そこで2004年、Apple, Mozilla, Operaの開発者たちが独自で開発を続けるためにWHATWGを設立します。
結局、世の中のニーズをくみ取ったWHATWGが支持され、あとになってW3Cが合流して、
仕様策定 | WHATWG |
勧告 | W3C |
という形に収まりました。
HTML5の特長
HTML5の1番の特長は、動画と音声の埋め込みが簡単にできるようになったことです。
それまでは、flashという専用プログラムをパソコンにインストールしなければなりませんでした。覚えている人もたくさんいると思います。
その他にもレスポンシブデザイン対応など、いろいろな機能が追加されています。
まとめ
HTMLは、Webサイトの中核の技術です。Webサイト作成と言えば最初に学ぶプログラミング言語だと言う人もいます。
正確にはまちがい。
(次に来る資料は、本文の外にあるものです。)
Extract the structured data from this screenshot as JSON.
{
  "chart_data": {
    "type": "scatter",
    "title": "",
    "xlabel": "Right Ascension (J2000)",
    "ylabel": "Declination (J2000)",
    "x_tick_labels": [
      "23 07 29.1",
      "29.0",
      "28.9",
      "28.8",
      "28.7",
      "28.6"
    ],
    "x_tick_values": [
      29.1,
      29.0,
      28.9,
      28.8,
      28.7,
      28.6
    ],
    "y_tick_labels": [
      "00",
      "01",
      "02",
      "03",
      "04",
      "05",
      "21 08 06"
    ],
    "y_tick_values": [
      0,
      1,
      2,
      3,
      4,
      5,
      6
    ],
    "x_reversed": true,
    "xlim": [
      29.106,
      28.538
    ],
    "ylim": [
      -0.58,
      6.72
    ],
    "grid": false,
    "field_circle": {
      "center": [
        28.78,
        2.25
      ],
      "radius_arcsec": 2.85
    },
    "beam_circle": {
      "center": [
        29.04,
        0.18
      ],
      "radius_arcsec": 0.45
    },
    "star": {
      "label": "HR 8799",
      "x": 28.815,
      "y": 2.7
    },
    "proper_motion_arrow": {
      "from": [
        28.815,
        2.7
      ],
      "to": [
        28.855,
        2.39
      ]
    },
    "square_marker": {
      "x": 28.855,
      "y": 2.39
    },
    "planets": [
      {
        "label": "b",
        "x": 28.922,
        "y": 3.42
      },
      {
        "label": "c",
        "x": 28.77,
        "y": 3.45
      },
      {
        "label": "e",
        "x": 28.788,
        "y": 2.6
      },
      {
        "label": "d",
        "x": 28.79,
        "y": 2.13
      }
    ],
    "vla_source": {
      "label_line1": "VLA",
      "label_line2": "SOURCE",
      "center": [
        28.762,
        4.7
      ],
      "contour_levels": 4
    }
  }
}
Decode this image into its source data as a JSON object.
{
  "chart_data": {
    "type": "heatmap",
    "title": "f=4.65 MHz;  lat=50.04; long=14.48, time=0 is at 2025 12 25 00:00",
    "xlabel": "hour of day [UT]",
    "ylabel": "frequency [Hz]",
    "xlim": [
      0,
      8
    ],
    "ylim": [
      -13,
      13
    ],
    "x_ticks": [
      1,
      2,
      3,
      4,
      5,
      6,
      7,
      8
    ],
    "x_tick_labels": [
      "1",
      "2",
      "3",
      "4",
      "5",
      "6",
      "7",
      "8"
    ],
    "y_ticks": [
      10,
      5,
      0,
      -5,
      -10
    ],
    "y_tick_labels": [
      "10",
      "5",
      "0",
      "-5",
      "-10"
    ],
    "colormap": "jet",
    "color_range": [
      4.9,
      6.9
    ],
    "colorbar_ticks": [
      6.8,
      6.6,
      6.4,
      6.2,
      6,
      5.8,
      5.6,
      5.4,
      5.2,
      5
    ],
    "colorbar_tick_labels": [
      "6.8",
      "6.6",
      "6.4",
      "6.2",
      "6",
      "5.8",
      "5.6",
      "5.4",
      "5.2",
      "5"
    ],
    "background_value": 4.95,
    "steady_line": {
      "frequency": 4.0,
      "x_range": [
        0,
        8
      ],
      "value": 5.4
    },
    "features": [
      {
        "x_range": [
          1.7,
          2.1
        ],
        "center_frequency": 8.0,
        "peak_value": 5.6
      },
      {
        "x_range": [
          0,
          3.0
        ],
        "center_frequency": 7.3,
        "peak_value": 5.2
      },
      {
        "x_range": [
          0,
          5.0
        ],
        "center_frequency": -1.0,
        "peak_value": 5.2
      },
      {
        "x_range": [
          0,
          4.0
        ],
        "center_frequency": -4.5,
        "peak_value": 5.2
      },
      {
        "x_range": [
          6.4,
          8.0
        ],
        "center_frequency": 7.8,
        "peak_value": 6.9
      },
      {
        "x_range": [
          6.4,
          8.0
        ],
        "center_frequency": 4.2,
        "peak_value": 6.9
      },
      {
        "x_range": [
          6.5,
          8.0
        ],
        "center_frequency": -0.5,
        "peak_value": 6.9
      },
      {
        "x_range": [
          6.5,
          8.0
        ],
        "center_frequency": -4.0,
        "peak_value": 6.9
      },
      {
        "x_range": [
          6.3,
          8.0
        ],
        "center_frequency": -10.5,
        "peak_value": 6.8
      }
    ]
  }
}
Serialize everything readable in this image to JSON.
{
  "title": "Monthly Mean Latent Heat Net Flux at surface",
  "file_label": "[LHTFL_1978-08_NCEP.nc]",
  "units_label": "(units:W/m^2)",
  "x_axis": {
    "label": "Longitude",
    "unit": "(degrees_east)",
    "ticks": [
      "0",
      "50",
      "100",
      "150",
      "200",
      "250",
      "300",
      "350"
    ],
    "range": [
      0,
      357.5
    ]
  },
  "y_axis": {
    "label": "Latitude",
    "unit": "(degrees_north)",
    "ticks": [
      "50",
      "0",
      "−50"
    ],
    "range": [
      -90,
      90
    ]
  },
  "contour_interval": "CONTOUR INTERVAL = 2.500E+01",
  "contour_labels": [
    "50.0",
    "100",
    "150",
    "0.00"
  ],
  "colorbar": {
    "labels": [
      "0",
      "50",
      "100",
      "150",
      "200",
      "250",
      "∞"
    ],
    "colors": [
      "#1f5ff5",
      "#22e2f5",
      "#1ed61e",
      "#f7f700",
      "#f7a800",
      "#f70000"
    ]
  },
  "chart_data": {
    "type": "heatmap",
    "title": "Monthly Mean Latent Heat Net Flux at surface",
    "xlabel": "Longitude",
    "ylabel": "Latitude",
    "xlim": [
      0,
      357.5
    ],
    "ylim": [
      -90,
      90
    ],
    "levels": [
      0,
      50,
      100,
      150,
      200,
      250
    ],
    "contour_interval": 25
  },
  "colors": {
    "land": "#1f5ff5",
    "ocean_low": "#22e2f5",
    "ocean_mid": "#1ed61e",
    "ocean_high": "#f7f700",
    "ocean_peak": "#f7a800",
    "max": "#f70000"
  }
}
HTMLはプログラム言語ではなくマークアップ言語。
HTMLはプログラミングではなく、特殊なルールの文書作成。
Webデザインに関わる人、Webデザイナーを目指す人は必ず習得しなければなりません。
あと、セットでCSSも覚えたほうが良いです。JavaScriptもあるのですが、これは、がっつりプログラミングになるので、余裕があればチャレンジしてもいいでしょう。
『コーダーがいるからデザイナーは書けなくてもいい』という声を聞きます。これは間違いです。
どの世界に自分の表現を形にする方法を一度も習得せずに、他人に丸投げして正当化する人がいるのでしょうか?
- 料理長は作れないではなく『作らない』
- 漫画家は書けないではなく『書かない』
三ツ星シェフや大先生クラスでもない人が、誰かに仕事を丸投げするほど『何様ですか?』という話です。
というか、HTML, CSSは文書作成なので、パソコンが使えなくて女性社員に丸投げしていたかつてのオッサンと同じです。